As Ahmed made his plea, the president of the company that manages the property, George Sherman, listened and responded. Ahmed told the group the family doesn't blame anyone. They want measures in place to prevent another child or family from suffering. People who live in the community suggested an extra lock or latch to secure the door leading to the balconies.
Sherman told the group about 50 percent the units at the complex have balconies. Sherman said there were no maintenance request or reports of damage at the unit where the child fell from the balcony.
"The balcony doors and screens were all replaced about two years ago and new locks were installed," Sherman said. "The railings were not replaced. They were painted and repaired."

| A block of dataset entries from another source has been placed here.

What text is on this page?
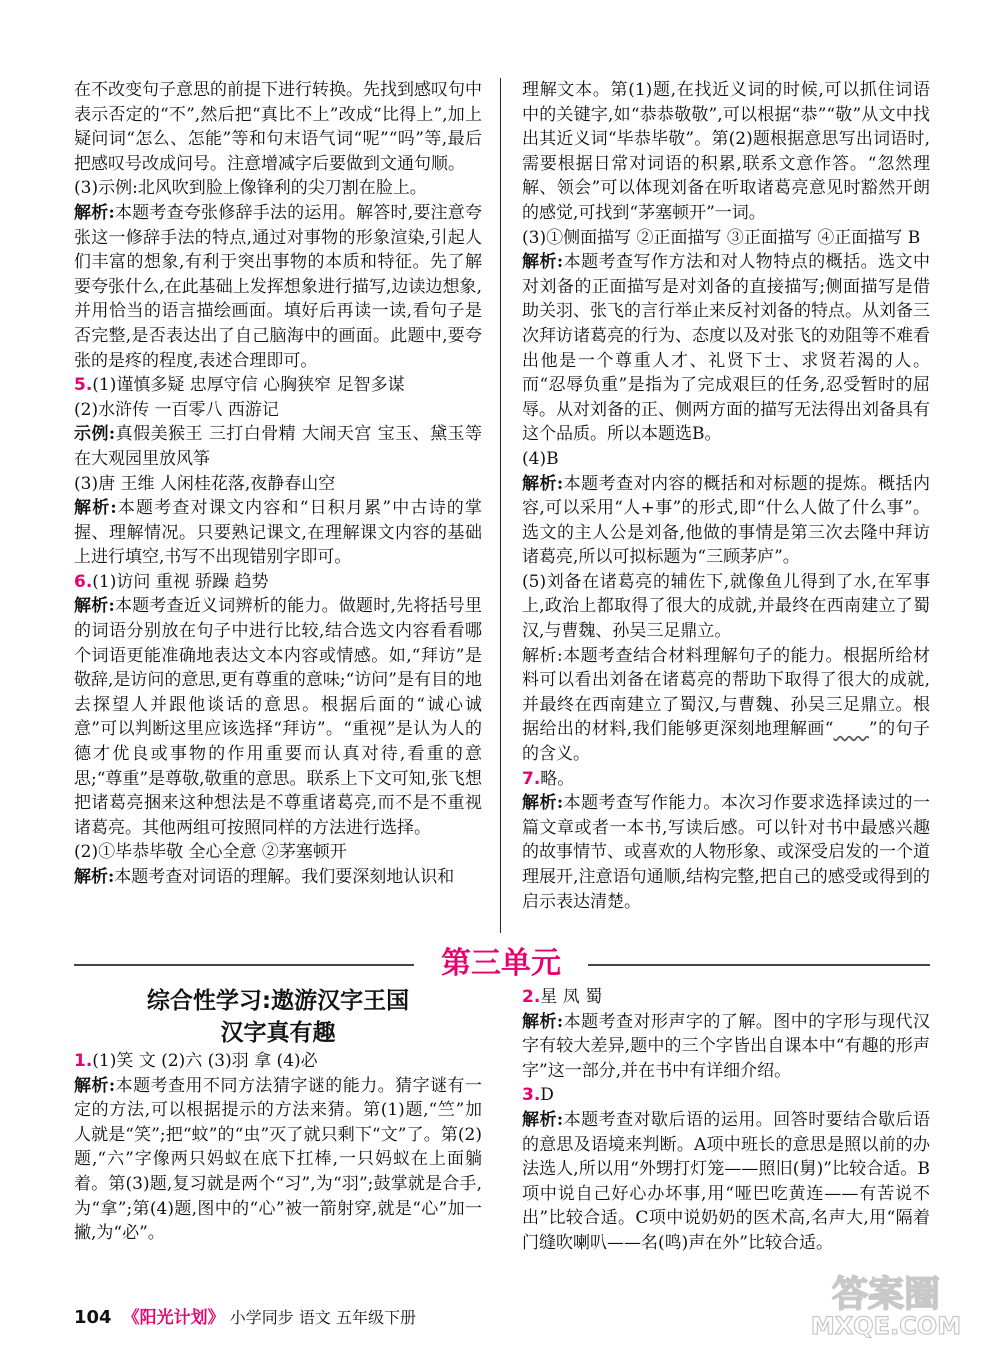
在不改变句子意思的前提下进行转换。先找到感叹句中表示否定的“不”,然后把“真比不上”改成“比得上”,加上疑问词“怎么、怎能”等和句末语气词“呢”“吗”等,最后把感叹号改成问号。注意增减字后要做到文通句顺。

(3)示例:北风吹到脸上像锋利的尖刀割在脸上。

解析:本题考查夸张修辞手法的运用。解答时,要注意夸张这一修辞手法的特点,通过对事物的形象渲染,引起人们丰富的想象,有利于突出事物的本质和特征。先了解要夸张什么,在此基础上发挥想象进行描写,边读边想象,并用恰当的语言描绘画面。填好后再读一读,看句子是否完整,是否表达出了自己脑海中的画面。此题中,要夸张的是疼的程度,表述合理即可。

5.(1)谨慎多疑 忠厚守信 心胸狭窄 足智多谋

(2)水浒传 一百零八 西游记

示例:真假美猴王 三打白骨精 大闹天宫 宝玉、黛玉等在大观园里放风筝

(3)唐 王维 人闲桂花落,夜静春山空

解析:本题考查对课文内容和“日积月累”中古诗的掌握、理解情况。只要熟记课文,在理解课文内容的基础上进行填空,书写不出现错别字即可。

6.(1)访问 重视 骄躁 趋势

解析:本题考查近义词辨析的能力。做题时,先将括号里的词语分别放在句子中进行比较,结合选文内容看看哪个词语更能准确地表达文本内容或情感。如,“拜访”是敬辞,是访问的意思,更有尊重的意味;“访问”是有目的地去探望人并跟他谈话的意思。根据后面的“诚心诚意”可以判断这里应该选择“拜访”。“重视”是认为人的德才优良或事物的作用重要而认真对待,看重的意思;“尊重”是尊敬,敬重的意思。联系上下文可知,张飞想把诸葛亮捆来这种想法是不尊重诸葛亮,而不是不重视诸葛亮。其他两组可按照同样的方法进行选择。

(2)①毕恭毕敬 全心全意 ②茅塞顿开

解析:本题考查对词语的理解。我们要深刻地认识和

理解文本。第(1)题,在找近义词的时候,可以抓住词语中的关键字,如“恭恭敬敬”,可以根据“恭”“敬”从文中找出其近义词“毕恭毕敬”。第(2)题根据意思写出词语时,需要根据日常对词语的积累,联系文意作答。“忽然理解、领会”可以体现刘备在听取诸葛亮意见时豁然开朗的感觉,可找到“茅塞顿开”一词。

(3)①侧面描写 ②正面描写 ③正面描写 ④正面描写 B

解析:本题考查写作方法和对人物特点的概括。选文中对刘备的正面描写是对刘备的直接描写;侧面描写是借助关羽、张飞的言行举止来反衬刘备的特点。从刘备三次拜访诸葛亮的行为、态度以及对张飞的劝阻等不难看出他是一个尊重人才、礼贤下士、求贤若渴的人。而“忍辱负重”是指为了完成艰巨的任务,忍受暂时的屈辱。从对刘备的正、侧两方面的描写无法得出刘备具有这个品质。所以本题选B。

(4)B

解析:本题考查对内容的概括和对标题的提炼。概括内容,可以采用“人+事”的形式,即“什么人做了什么事”。选文的主人公是刘备,他做的事情是第三次去隆中拜访诸葛亮,所以可拟标题为“三顾茅庐”。

(5)刘备在诸葛亮的辅佐下,就像鱼儿得到了水,在军事上,政治上都取得了很大的成就,并最终在西南建立了蜀汉,与曹魏、孙吴三足鼎立。

解析:本题考查结合材料理解句子的能力。根据所给材料可以看出刘备在诸葛亮的帮助下取得了很大的成就,并最终在西南建立了蜀汉,与曹魏、孙吴三足鼎立。根据给出的材料,我们能够更深刻地理解画“　　 ”的句子的含义。

7.略。

解析:本题考查写作能力。本次习作要求选择读过的一篇文章或者一本书,写读后感。可以针对书中最感兴趣的故事情节、或喜欢的人物形象、或深受启发的一个道理展开,注意语句通顺,结构完整,把自己的感受或得到的启示表达清楚。

第三单元
综合性学习:遨游汉字王国
汉字真有趣

1.(1)笑 文 (2)六 (3)羽 拿 (4)必

解析:本题考查用不同方法猜字谜的能力。猜字谜有一定的方法,可以根据提示的方法来猜。第(1)题,“竺”加人就是“笑”;把“蚊”的“虫”灭了就只剩下“文”了。第(2)题,“六”字像两只妈蚁在底下扛棒,一只妈蚁在上面躺着。第(3)题,复习就是两个“习”,为“羽”;鼓掌就是合手,为“拿”;第(4)题,图中的“心”被一箭射穿,就是“心”加一撇,为“必”。

2.星 凤 蜀

解析:本题考查对形声字的了解。图中的字形与现代汉字有较大差异,题中的三个字皆出自课本中“有趣的形声字”这一部分,并在书中有详细介绍。

3.D

解析:本题考查对歇后语的运用。回答时要结合歇后语的意思及语境来判断。A项中班长的意思是照以前的办法选人,所以用“外甥打灯笼——照旧(舅)”比较合适。B项中说自己好心办坏事,用“哑巴吃黄连——有苦说不出”比较合适。C项中说奶奶的医术高,名声大,用“隔着门缝吹喇叭——名(鸣)声在外”比较合适。

104 《阳光计划》 小学同步 语文 五年级下册
答案圈
MXQE.COM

Turns out, the State of Minnesota sets the building codes. The minimum height for balconies is 42 inches and maximum spacing depends on when the building was constructed. For those built prior to 1983, like Riverside Plaza, the maximum spacing is 9 inches.
Matt Lindstrom, a spokesperson with the Minneapolis Department of Code Enforcement said "the railings on the Riverside Plaza balconies are 47 inches high and spaced 5 ½ inches apart so at the time they were built, they exceeded the state building code."

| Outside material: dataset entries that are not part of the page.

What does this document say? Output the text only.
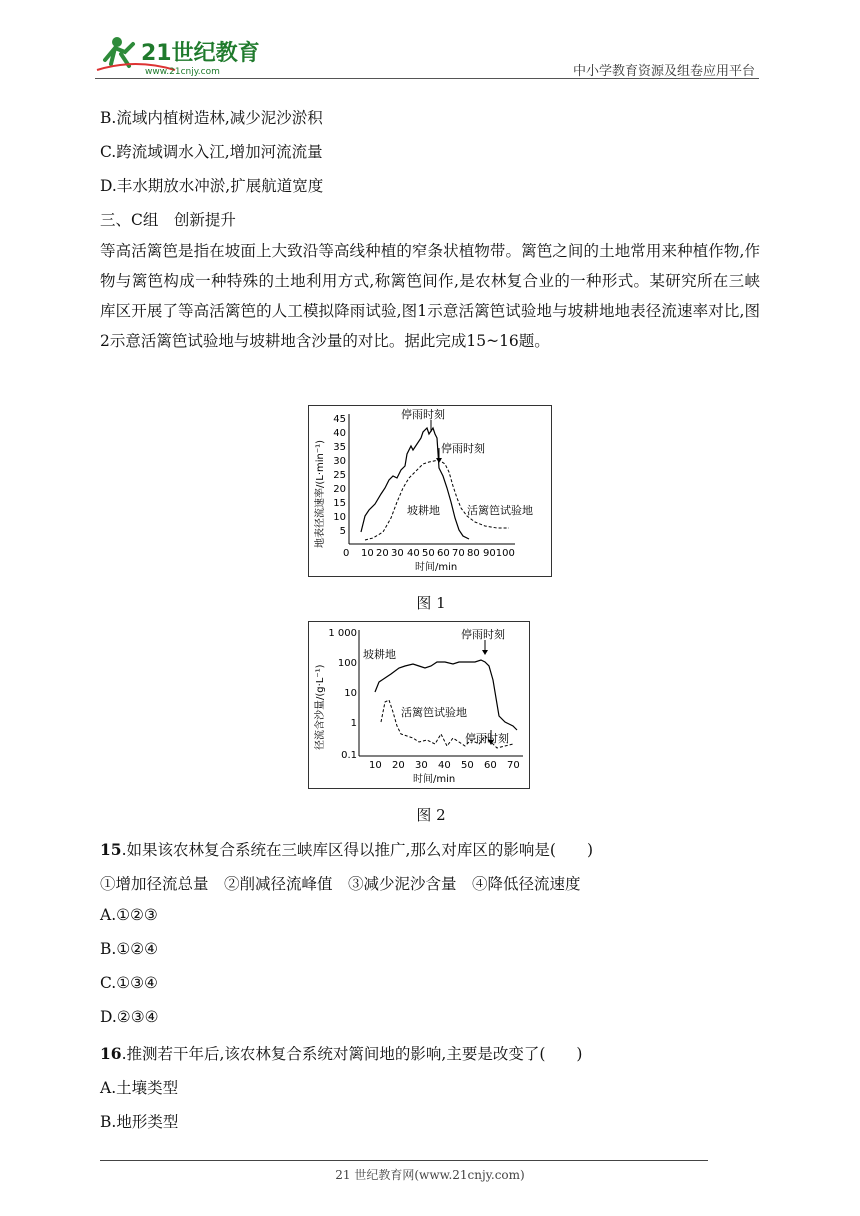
21世纪教育
www.21cnjy.com	中小学教育资源及组卷应用平台
B.流域内植树造林,减少泥沙淤积
C.跨流域调水入江,增加河流流量
D.丰水期放水冲淤,扩展航道宽度
三、C组　创新提升
等高活篱笆是指在坡面上大致沿等高线种植的窄条状植物带。篱笆之间的土地常用来种植作物,作物与篱笆构成一种特殊的土地利用方式,称篱笆间作,是农林复合业的一种形式。某研究所在三峡库区开展了等高活篱笆的人工模拟降雨试验,图1示意活篱笆试验地与坡耕地地表径流速率对比,图2示意活篱笆试验地与坡耕地含沙量的对比。据此完成15~16题。
地表径流速率/(L·min⁻¹)
45
40
35
30
25
20
15
10
5
0 10 20 30 40 50 60 70 80 90100
时间/min
停雨时刻
停雨时刻
坡耕地 活篱笆试验地
图 1
径流含沙量/(g·L⁻¹)
1 000
100
10
1
0.1
10 20 30 40 50 60 70
时间/min
停雨时刻
坡耕地
活篱笆试验地
停雨时刻
图 2
15.如果该农林复合系统在三峡库区得以推广,那么对库区的影响是(　　)
①增加径流总量　②削减径流峰值　③减少泥沙含量　④降低径流速度
A.①②③
B.①②④
C.①③④
D.②③④
16.推测若干年后,该农林复合系统对篱间地的影响,主要是改变了(　　)
A.土壤类型
B.地形类型
21 世纪教育网(www.21cnjy.com)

Granted, the Riverside Plaza balconies exceeded the building regulations at the time they were built. Like construction of any new building, builders are required to follow the building code at that time. If the code changes, builders are not required to remodel their structures to meet current code. Sherman said the company spent about $65 million in renovations. If he were to make any additional changes, that would include reducing the spacing on the railings to four inches.
"Twenty five percent of the units have requested a block to prevent the door from being opened by children," Sherman said. "We have had a request for a number in the last couple of days. (We are) looking at more permanent locks that the fire department approves."
Sherman says some units have cardboard block that prevents a child from sliding the door open. These are provided free of charge to residents.
Sherman said this is the first time he recalls a child slipping through the open space of the railing. In the past, a child fell of a balcony while playing. Sherman said this is the first time he recalls a child slipping through the open space of the railing. He pointed out, the circumstances surrounding the case are still unclear and called the incident an "accident."
Many questions remain as to how Dayib fell.
Doctors say it is to early to tell if the child will have long term complications. For now, he is heavily sedated. Coupled with his broken arms, bruised lungs and other fractures he suffered a concussion. Initially doctors thought his skull was fractured but that was ruled out late Tuesday afternoon.
"Anyway you look at this, it's a miracle," Slusher said.